As we informed earlier, AveXis announced an early access programme to their gene therapy product onasemnogene abeparvovec (Zolgensma®) in December 2019. As it currently stands, the programme accepts clinical referrals in accordance with the drug’s US label – that its, for children with SMA aged below 2 years – and then randomly globally allocates doses via a fortnightly draw, with a cap of 100 doses annually.
TreatSMA was among the first to express concerns about the programme’s design and in particular the lottery model. Our objections were soon shared by other patient groups. SMA Europe stated:
We find it hard to support the manner in which the program proposes to establish patient eligibility and carry out patient selection. We believe that a health lottery is an inappropriate way of addressing the unmet medical need in this severe disease in a fair and equitable way. The approach adopted by Avexis raises a number of ethical questions.
On 30th January, the programme was criticised in a joint statement by health ministers of six European countries – members of the BENELUXA-I initiative:
The high level of uncertainty and the non-transparent approach is unacceptable. It proves no sincere commitment to patients and only increases the distress of the families concerned. They are given false hope. If one equals the fate of a patient to a lottery ballot, human dignity and moral values get out of sight. Lotteries are by their nature a form of gambling and this is absolutely the wrong model to bring to healthcare.
Companies are certainly free to provide their products to patients before they are reimbursed. But the ministers involved believe that this should always involve close cooperation with physicians on the basis of impartial medical criteria and medical need.
On 19th February, EU Health Commissioner Ms Stella Kyriakides wrote:
A “lottery”, making the medicine available free of charge to a limited number of children, is not a viable model. The health of patients cannot become dependent on a game of chance. Instead, it is for companies to develop a sustainable model that meets societal needs.
Subsequently, AveXis global teams have been meeting with clinical and patient representatives from SMA Europe and from the SMA Asia Pacific Alliance to discuss alternative options.
Position of SMA-REACH UK
Today, we are sharing the official position of the academic network SMA-REACH on the possibility of extending the programme to the UK.
The SMA-REACH UK network of clinicians, and patient group representatives, have been engaged in many discussions with AveXis UK, the Medicines and Healthcare Products Regulatory Authority (MHRA) and NHS England.

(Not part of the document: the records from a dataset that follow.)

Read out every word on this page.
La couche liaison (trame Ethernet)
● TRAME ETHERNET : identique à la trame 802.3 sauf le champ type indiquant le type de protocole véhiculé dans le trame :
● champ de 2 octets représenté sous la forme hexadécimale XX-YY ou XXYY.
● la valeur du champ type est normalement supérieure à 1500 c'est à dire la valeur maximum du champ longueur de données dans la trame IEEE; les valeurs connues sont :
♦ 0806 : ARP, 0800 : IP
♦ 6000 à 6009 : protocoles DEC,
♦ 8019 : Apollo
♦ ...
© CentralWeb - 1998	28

Access to onasemnogene abeparvovec via the global Managed Access Programme has to be approved by the MHRA and satisfy a number of requirements. In particular, there has to be justification for the use of an unlicensed medicine for any individual (in this case onasemnogene abeparvovec – which has not yet been approved by the European Medicines Agency) when a licensed alternative (nusinersen – Spinraza®) exists.
The clinical network has advised that there would be very few children age under 2 years for whom nusinersen would not be suitable. The clinical network also considered that in view of the clear relationship between early initiation of a treatment, and the outcome, it would not be appropriate to delay the start of nusinersen treatment (an approved and efficacious alternative drug) while awaiting for the possibility to be selected for one of the onasemnogene abeparvovec doses coming from the international random allocation programme.
In addition, the network considers the global Managed Access Programme’s current random allocation of treatment to be inappropriate as it fails to address issues of clinical severity and clinical prioritisation. The network strongly feels these issues need to be addressed in order to bring the relatively few onasemnogene abeparvovec doses potentially available via the programme to the UK. Without this, families would be left not knowing if their child would or would not receive treatment via the programme.
SMA REACH has communicated this view to AveXis advising that for these reasons our SMA community has decided not to take part in the programme at this stage. It has made it clear that it is aware that there are ongoing discussions regarding the possibility of changing some of the conditions and hopes that the revised criteria will address concerns of clinical prioritisation. It has asked to be kept updated, so that we could consider participating in the future.
AveXis UK has responded that it understands the challenges that the design of the programme and the UK regulatory framework has posed and that they are “very sorry that the programme will not be supported in the UK”. They have stated that they “will focus their efforts on achieving regulatory and reimbursement approval allowing access to all babies in the UK for whom treatment would be appropriate. Onasemnogene abeparvovec is currently under regulatory review by the European Medicines Agency and a Highly-Specialised Technology Appraisal by NICE commenced in 2019.”
We regret that the programme’s unfortunate design as well as the stringent regulations surrounding the use of unlicensed medicines have made it impossible for UK children to receive Zolgensma on a compassionate use basis. TreatSMA maintains dialogue with all the stakeholders with a view to ensure access to all effective SMA treatments in our country, including Zolgensma. We contributed to the ongoing NICE appraisal of Zolgensma for children with SMA type 1 where our expressed position was that the drug should be appraised for SMA children irrespective of disease type. Our aim is always treatment for all.